Он перестал читать свои лекции, но его слушатели-студенты почувствовали такую пустоту в стенах университета, вызванную его отсутствием, что решили обратиться к нему с письмом. Они просили его ни больше ни меньше как о том, чтобы он разрешил им продолжать слушать курс средней истории у него на дому. Они писали: «Мы с грустным чувством говорили себе: печатные руководства и исторические сочинения останутся с нами везде и всегда, но не везде и не всегда будем мы иметь возможность слушать Грановского…»
Быть может, это было несколько эгоистично со стороны студентов, но больного профессора тронуло желание горы идти к Магомету, раз Магомет не мог сам идти к горе, и лекции по средней истории продолжались у него на квартире.
На это полушепотом пожаловалась Елизавета Богдановна, встретив Волжинского в прихожей.
— Когда же они приходят? — справился Волжинский.
— Да вот через каких-нибудь полчаса и сойдутся! — прошептала она с тоской, вытянув к нему тощую, тонкую шею, и умоляла его без слов, одним только долгим и унылым взглядом больших выпуклых и выцветших глаз, окруженных сильной синевою, чтобы он тоже не засиживался у больного и не волновал его излишне разговором.

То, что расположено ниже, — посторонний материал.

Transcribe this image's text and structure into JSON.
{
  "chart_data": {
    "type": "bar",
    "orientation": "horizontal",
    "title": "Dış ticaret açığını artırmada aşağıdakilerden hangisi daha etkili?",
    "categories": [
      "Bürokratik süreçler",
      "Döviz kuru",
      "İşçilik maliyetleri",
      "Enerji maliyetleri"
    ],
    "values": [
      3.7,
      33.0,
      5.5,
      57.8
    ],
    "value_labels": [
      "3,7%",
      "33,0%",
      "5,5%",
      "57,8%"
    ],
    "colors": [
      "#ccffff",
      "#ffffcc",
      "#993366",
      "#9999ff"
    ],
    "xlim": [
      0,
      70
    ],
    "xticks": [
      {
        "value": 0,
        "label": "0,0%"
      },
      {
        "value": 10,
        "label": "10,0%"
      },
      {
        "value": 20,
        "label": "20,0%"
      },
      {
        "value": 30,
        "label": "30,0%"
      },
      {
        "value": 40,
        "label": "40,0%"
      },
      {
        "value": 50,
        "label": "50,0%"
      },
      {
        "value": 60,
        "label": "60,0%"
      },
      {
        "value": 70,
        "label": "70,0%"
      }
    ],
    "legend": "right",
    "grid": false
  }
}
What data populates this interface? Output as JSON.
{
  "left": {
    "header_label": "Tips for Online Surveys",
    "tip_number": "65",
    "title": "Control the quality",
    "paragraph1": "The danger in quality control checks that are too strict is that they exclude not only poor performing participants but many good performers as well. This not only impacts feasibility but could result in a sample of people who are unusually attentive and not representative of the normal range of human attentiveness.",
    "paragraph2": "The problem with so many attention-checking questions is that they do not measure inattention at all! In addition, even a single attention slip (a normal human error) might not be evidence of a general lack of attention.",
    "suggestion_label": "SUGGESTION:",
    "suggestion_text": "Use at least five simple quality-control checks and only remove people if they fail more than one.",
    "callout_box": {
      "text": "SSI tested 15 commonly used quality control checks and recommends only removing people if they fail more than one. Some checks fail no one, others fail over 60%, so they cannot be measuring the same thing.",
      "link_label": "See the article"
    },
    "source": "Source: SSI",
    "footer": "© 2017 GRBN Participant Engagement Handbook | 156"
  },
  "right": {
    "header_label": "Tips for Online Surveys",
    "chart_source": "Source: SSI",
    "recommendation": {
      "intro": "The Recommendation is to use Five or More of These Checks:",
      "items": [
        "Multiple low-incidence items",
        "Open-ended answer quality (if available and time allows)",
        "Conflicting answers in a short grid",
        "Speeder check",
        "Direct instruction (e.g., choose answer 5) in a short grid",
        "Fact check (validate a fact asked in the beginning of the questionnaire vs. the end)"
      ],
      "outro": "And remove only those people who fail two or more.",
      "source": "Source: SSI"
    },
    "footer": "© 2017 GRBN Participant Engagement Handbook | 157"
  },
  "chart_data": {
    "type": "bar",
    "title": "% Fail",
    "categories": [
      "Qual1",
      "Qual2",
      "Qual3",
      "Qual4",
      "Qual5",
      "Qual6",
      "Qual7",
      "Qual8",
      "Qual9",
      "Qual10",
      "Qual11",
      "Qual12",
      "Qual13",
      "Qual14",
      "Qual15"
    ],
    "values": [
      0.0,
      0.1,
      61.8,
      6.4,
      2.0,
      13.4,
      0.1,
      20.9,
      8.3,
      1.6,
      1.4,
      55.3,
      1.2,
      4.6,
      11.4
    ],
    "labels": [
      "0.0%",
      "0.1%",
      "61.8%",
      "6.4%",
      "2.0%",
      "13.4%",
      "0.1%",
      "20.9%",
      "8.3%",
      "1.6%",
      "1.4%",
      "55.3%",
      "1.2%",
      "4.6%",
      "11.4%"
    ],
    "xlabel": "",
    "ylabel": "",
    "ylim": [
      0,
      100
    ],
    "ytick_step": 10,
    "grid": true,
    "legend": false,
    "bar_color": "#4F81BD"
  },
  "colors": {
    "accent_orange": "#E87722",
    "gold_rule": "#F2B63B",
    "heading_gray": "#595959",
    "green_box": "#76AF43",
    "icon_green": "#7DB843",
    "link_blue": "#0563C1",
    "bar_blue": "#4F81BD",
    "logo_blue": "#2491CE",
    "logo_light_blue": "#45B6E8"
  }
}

Волжинский понял этот взгляд и постарался успокоить ее:
— Я всего на пять минут, не больше…
— Вы-то что же, вы его не утомите, на это я надеюсь, — зашептала она, — а вот студенты!.. Набьется их полный кабинет; Тимоша потом, после лекции, вынужден ложиться в постель, — так это его утомляет… А тут еще и форточку после них приходится открывать, проветривать…
В кабинете Грановского Волжинский старался, после шепота Елизаветы Богдановны, говорить сдержанно и негромко, но больной, видимо, не хотел признавать себя больным, тем более что своего ученика, почитателя и помощника не видел он уже недели две, и как раз в такое волнующее время.
— Что говорят о новом царе, Николай Михайлович? — обратился он к гостю сейчас же после первых двух-трех фраз о здоровье.
— Что же я знаю, сидя тут, в Москве? — пожал плечами Волжинский.
— Ну, все-таки! Подумаешь, что Москва это какой-нибудь Якутск! Вы — в Москве, а я — в своей квартире, это разница! Говорят же что-нибудь о новом царе?
— Говорят, будто часто он плачет, больше я ничего не слыхал. Вот, например, прощался с кадетами, как начальник военно-учебных заведений, и проливал слезы. Кажется, об этом было даже напечатано в «Пчеле»[51]
.— Конечно, было в «Пчеле», и я уж читал это! Тоже, сообщил новость! А не слыхали ли, как он насчет амнистии декабристам, какие еще остались в ссылке? И насчет этих вот еще несчастных петрашевцев…
— Ну, кто же об этом будет думать сейчас?